Abuse of a corpse requires that the defendant in Colorado at or about the date and place charged, without statutory or court-ordered authority treated the body or remains of any person in a way that would outrage the normal family sensibilities.
A bit of background
Trouble with the Kents dates back to 2019. The details of the charges brought against them shocked state officials enough to inspire Rep. Dylan Roberts and Sen. Kerry Donovan to co-sponsor a bill expanding regulatory authority to investigate funeral homes based on complaints of misconduct or malpractice.
“This law is a direct response to instances of funeral home malpractice in multiple Western Slope funeral homes, including Kent Funeral Homes in Leadville and Gypsum, and will go into effect in August 2022,” stated a press release issued after the bill was signed into law in March.
Back in 2019, Shannon Kent, then the Lake County Coroner, was indicted by a grand jury that claimed he was allowing his wife, Staci Kent, to perform the duties of deputy coroner without having been sworn into the position. Shannon Kent was removed as coroner and, in September of last year, was found guilty and sentenced to six months of unsupervised probation.
While the grand jury case was ongoing, allegations began to come out regarding the Kents’ private practices in the funeral home business.
In December 2019, a client of the Kents’ funeral home in Leadville contacted the business to arrange for the cremation of a stillborn child, according to a report from the Colorado Department of Regulatory Agencies.
The client told the state that the Leadville funeral home did not provide written notice that the cremation services would be performed at the Kent Funeral Home in Gypsum and that the cremains themselves were only provided after several calls were placed with the Leadville business.
The report states that the cremains presented to the client was not labeled and did not include accompanying paperwork, which the client requested.
“E.W. (the client) noted the cremains returned to her exceeded the expected weight for a stillborn child and subsequently submitted the cremains that were provided to her for forensic analysis,” the state’s suspension order reads. “Upon analysis, the cremains submitted by E.W. were found to contain recognizable elements of a perinatal human infant, long bone fragments of an older/larger adult, and metal.”
On Oct. 2, 2020, deputies with both the Lake County Sheriff’s Office and the Eagle County Sheriff’s Office executed a search warrant at the Leadville location. At the site, they found human biological waste, used and uncleaned medical and surgery equipment, unrefrigerated human remains and refrigerated remains that did not have identification tags or accompanying paperwork.

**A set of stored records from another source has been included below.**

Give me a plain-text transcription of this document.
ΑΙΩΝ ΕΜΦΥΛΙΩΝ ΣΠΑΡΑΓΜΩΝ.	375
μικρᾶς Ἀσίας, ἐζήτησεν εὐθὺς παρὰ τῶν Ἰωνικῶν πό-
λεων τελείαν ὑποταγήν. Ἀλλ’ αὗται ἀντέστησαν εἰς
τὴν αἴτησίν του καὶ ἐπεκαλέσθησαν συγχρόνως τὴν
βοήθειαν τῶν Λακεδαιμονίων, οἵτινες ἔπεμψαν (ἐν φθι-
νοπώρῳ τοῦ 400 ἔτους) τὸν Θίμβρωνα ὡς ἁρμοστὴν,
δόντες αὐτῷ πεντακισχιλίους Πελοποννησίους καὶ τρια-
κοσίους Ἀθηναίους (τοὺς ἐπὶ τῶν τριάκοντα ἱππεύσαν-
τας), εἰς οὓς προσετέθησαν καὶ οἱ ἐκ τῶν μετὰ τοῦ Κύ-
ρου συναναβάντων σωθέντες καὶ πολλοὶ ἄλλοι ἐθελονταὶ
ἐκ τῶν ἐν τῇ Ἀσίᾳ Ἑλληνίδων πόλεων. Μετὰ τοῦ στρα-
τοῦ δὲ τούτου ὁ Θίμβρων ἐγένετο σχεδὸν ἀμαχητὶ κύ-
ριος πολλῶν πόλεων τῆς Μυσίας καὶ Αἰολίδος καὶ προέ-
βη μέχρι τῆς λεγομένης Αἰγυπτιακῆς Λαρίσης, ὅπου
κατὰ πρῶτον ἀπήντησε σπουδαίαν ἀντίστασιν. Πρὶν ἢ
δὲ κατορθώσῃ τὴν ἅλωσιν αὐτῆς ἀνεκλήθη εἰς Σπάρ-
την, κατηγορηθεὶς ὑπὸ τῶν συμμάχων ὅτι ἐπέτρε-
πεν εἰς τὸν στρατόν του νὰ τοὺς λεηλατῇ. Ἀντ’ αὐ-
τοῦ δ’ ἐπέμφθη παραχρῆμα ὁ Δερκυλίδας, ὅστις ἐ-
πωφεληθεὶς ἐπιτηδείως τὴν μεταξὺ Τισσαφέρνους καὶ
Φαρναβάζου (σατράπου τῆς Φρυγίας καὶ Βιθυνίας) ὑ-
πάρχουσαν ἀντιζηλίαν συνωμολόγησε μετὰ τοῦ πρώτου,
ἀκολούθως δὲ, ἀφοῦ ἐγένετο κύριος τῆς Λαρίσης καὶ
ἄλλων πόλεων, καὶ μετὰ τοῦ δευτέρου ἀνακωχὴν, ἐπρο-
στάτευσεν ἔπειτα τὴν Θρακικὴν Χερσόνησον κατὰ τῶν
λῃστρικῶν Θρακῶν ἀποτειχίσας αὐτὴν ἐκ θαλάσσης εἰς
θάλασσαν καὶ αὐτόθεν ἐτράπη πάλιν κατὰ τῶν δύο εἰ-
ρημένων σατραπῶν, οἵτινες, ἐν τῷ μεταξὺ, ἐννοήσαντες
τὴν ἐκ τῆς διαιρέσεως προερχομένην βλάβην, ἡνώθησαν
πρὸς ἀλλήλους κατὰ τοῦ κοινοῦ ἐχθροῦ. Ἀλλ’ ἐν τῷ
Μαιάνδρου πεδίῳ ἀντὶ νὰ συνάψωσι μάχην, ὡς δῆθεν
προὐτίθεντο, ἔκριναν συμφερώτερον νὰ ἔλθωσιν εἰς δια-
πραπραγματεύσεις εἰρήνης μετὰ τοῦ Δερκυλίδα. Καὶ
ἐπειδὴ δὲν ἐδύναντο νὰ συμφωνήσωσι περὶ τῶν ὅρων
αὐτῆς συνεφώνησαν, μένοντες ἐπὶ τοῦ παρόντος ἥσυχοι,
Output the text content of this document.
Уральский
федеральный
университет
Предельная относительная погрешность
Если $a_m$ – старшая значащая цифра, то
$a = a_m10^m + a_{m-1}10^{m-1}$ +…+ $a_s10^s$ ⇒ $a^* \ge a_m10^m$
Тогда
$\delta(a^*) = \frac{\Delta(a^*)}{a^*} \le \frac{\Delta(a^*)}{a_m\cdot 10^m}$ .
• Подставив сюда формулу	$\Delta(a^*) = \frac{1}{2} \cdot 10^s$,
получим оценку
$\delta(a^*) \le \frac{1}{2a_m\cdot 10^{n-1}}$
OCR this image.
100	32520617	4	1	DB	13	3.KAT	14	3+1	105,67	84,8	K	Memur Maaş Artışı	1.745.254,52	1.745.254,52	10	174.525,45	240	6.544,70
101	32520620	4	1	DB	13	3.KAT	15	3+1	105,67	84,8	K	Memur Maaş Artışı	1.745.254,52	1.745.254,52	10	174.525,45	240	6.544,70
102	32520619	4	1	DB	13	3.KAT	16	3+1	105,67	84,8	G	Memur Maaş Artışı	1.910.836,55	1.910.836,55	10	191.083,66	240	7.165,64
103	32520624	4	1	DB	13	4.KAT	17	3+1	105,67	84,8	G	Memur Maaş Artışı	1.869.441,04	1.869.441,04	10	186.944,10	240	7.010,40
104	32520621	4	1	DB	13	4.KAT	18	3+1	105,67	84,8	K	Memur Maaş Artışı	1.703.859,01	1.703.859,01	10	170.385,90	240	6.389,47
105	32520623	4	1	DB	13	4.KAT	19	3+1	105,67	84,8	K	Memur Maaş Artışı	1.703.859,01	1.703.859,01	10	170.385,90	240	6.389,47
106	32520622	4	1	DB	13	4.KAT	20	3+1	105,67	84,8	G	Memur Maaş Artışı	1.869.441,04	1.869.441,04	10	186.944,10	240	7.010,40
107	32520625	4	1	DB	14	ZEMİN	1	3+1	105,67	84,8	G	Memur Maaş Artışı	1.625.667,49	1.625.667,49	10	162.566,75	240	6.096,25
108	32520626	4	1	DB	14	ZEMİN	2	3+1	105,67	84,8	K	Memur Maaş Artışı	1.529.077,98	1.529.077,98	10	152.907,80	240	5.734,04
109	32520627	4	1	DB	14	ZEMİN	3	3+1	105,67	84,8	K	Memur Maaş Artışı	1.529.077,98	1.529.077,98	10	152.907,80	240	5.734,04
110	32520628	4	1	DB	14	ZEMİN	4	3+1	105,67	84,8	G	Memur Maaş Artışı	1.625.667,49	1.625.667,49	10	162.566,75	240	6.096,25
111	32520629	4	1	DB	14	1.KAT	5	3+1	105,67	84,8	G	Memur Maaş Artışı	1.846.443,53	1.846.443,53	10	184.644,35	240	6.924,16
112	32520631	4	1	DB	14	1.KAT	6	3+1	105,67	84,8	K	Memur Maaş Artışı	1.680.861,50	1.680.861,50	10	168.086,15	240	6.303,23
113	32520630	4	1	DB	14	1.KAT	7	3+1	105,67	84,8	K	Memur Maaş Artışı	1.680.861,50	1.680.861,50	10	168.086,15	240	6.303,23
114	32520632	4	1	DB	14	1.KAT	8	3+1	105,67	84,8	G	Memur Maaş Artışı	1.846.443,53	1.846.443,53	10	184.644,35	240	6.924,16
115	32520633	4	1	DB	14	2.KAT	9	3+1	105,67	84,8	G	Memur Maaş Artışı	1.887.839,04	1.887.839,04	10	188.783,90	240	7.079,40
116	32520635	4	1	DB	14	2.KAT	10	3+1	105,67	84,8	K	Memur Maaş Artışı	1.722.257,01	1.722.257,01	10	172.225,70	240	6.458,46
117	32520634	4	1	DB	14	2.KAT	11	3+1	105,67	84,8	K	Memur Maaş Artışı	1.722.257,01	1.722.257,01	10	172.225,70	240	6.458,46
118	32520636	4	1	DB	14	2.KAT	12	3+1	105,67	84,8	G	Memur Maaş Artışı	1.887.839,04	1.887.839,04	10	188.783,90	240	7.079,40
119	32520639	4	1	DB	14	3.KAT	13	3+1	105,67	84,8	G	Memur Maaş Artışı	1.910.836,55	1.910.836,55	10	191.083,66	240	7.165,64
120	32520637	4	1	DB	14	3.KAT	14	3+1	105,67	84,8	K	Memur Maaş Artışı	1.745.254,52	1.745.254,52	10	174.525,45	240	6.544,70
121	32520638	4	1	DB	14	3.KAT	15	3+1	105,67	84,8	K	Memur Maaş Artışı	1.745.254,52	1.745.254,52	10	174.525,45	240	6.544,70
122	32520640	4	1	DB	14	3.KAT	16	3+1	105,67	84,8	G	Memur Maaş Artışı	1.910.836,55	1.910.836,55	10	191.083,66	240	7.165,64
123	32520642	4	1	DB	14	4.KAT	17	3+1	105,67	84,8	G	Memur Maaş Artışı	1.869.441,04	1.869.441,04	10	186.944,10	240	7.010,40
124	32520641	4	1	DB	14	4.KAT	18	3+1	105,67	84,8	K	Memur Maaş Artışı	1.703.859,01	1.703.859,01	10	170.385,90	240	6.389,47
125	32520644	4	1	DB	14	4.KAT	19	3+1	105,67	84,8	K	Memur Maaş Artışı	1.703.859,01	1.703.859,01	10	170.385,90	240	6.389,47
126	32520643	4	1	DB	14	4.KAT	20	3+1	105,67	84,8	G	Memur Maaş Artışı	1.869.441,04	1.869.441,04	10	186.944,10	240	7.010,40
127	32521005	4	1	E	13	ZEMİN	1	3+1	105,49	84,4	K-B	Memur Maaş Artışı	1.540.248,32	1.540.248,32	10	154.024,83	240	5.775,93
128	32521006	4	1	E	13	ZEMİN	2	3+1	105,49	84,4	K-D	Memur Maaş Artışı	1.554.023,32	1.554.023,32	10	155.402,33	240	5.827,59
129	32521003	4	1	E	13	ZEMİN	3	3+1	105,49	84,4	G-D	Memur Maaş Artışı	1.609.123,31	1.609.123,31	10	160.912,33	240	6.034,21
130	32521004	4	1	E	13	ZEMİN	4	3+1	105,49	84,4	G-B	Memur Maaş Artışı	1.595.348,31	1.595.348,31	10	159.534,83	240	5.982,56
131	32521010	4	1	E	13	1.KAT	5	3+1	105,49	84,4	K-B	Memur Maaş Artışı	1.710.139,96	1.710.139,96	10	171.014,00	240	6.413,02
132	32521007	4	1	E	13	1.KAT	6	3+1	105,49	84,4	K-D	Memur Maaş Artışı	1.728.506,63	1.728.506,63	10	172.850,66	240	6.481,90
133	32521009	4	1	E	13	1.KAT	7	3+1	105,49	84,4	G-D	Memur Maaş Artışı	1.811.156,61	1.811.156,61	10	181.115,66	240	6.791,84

On Oct. 13, 2020, the state suspended operations at both the Gypsum operation and Bailey-Kent Funeral home in Leadville.
After further investigation, Shannon Kent signed a voluntary agreement with state regulators on Dec. 1, 2020, that closed all six of the Kents’ funeral homes and mandated that he never again work in the funeral home or cremation business in Colorado.
Looking forward
While the Kents have been acquitted on charges brought against them in relation to the body found at their Silverthorne business, the two still face Lake County charges from the complaint related to the cremated remains of the stillborn child.
Shannon Kent, 46, has been charged with 14 counts, four of which are felonies, relating to official misconduct, abuse of a corpse and “cremation – unlawful acts,” among other things. He pleaded not guilty to all charges and is set for a two-week jury trial beginning Aug. 1. This second trial will also be held in Clear Creek County.
Staci Kent, also 46, faces three misdemeanor charges: abuse of a corpse (a Class 2 misdemeanor) and two misdemeanor counts of “cremation – unlawful acts,” according to court records. Her next court appearance is set for June 23.